Prebiotics for people with cystic fibrosis

Abstract

Background. Description of the condition. Cystic fibrosis (CF) is a life‐limiting genetic disease caused by mutations in the cystic fibrosis transmembrane conductance regulator (CFTR) gene. It affects approximately 100,000 children and adults worldwide (Bell 2020). CF is a multisystem disease resulting in thick secretions predominantly affecting the lungs, gastrointestinal (GI) tract, pancreas and liver.
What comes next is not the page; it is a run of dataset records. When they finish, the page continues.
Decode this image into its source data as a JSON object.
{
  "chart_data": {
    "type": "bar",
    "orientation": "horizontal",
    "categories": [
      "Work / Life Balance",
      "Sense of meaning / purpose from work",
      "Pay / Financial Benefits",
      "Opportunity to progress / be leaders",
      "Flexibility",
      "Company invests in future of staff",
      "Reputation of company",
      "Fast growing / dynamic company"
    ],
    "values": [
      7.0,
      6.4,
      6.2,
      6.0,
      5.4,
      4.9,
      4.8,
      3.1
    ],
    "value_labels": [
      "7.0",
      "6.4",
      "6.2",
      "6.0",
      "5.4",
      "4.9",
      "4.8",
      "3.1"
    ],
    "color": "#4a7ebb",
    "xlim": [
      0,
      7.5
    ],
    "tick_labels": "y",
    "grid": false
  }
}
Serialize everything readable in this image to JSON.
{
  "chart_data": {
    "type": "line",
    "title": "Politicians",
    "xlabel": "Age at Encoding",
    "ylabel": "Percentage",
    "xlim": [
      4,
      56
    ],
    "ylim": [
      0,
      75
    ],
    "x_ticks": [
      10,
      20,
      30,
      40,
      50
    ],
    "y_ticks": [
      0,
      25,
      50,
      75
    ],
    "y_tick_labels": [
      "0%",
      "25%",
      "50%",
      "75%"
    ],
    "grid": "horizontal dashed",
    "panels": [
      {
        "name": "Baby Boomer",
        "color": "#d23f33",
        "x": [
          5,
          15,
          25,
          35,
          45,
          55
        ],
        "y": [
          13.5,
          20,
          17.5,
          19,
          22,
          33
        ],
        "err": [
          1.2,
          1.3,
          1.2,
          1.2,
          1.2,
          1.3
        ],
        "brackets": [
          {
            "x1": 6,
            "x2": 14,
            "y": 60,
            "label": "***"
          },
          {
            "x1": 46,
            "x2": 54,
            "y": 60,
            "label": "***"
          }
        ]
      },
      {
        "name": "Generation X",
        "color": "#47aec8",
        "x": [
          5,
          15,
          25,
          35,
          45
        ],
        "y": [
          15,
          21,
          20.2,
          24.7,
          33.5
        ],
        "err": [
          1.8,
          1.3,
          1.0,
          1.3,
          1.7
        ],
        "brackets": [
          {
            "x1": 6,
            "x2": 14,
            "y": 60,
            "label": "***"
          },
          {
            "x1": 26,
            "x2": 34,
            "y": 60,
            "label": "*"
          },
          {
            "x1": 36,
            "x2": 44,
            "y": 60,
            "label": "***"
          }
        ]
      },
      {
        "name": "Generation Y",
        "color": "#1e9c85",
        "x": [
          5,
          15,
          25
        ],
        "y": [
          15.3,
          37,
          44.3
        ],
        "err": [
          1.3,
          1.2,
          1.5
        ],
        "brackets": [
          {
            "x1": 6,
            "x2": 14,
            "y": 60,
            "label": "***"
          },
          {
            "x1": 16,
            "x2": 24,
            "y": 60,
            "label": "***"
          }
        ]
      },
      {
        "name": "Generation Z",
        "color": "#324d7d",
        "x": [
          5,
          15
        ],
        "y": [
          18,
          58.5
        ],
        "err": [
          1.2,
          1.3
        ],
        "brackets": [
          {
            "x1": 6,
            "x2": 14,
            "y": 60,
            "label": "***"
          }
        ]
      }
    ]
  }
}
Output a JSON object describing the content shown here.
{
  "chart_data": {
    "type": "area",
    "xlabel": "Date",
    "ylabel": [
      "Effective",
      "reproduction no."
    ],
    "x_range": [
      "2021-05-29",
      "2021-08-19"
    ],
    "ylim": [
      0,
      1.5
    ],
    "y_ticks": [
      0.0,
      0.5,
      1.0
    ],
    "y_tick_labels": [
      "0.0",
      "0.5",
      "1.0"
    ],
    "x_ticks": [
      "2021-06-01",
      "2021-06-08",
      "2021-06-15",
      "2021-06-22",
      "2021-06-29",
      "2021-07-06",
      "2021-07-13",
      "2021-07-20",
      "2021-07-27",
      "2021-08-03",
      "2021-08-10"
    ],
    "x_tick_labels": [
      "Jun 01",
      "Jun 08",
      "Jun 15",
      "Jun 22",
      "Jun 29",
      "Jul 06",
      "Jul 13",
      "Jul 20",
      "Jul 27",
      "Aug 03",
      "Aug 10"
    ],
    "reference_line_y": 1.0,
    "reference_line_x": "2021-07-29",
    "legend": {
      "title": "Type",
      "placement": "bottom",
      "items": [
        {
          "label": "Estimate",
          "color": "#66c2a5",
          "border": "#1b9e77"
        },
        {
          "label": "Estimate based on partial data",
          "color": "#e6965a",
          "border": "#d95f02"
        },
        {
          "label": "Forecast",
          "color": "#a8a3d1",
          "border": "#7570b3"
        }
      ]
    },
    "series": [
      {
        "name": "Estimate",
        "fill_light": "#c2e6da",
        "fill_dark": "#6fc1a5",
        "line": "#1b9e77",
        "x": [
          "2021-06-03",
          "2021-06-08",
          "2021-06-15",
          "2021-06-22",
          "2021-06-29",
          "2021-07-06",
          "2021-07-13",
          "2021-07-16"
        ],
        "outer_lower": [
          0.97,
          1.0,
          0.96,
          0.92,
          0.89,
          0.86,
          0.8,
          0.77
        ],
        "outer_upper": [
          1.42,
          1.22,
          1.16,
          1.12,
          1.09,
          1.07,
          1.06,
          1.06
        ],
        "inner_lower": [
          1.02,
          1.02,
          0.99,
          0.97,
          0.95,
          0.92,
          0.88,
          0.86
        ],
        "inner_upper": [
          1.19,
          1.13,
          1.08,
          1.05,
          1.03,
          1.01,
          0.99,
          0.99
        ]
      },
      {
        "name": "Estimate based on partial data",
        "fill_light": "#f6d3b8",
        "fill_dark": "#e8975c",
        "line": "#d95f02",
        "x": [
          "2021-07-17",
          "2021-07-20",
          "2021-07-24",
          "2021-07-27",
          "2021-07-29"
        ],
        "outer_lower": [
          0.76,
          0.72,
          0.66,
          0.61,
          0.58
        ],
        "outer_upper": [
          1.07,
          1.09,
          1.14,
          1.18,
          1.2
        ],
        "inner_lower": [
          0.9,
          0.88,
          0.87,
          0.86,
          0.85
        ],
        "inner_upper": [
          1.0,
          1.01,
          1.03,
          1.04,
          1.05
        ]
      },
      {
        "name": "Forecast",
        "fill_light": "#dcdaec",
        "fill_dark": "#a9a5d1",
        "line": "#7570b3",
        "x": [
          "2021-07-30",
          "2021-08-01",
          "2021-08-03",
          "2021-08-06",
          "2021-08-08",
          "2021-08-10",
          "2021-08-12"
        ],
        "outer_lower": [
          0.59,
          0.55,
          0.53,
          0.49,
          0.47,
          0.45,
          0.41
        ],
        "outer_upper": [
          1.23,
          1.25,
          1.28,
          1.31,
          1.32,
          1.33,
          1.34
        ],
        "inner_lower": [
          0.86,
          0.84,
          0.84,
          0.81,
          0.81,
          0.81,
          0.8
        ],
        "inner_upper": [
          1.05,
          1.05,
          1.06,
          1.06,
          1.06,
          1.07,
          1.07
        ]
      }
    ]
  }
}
Around 84% of people with CF have exocrine pancreatic insufficiency, requiring treatment with pancreatic enzyme replacement therapy (PERT) (Cystic Fibrosis Foundation Patient Registry 2020). In spite of treatment with PERT, many people have frequent GI symptoms (Smith 2020). Children with CF may struggle to gain weight adequately and adults may have difficulty maintaining a healthy weight (Stallings 2008). The growth and nutritional status of people with CF is important as they are major determinants of lung function and survival (Corey 1988; Jadin 2011). Around half of people with CF achieve an adequate nutritional status (McCormick 2010; Turck 2016); and many children with CF fail to achieve catch‐up weight gain. However, a new era of CF care has increased lifespan and decreased symptoms in many people with CF, necessitating a re‐examination of the legacy diets in CF (McDonald 2021).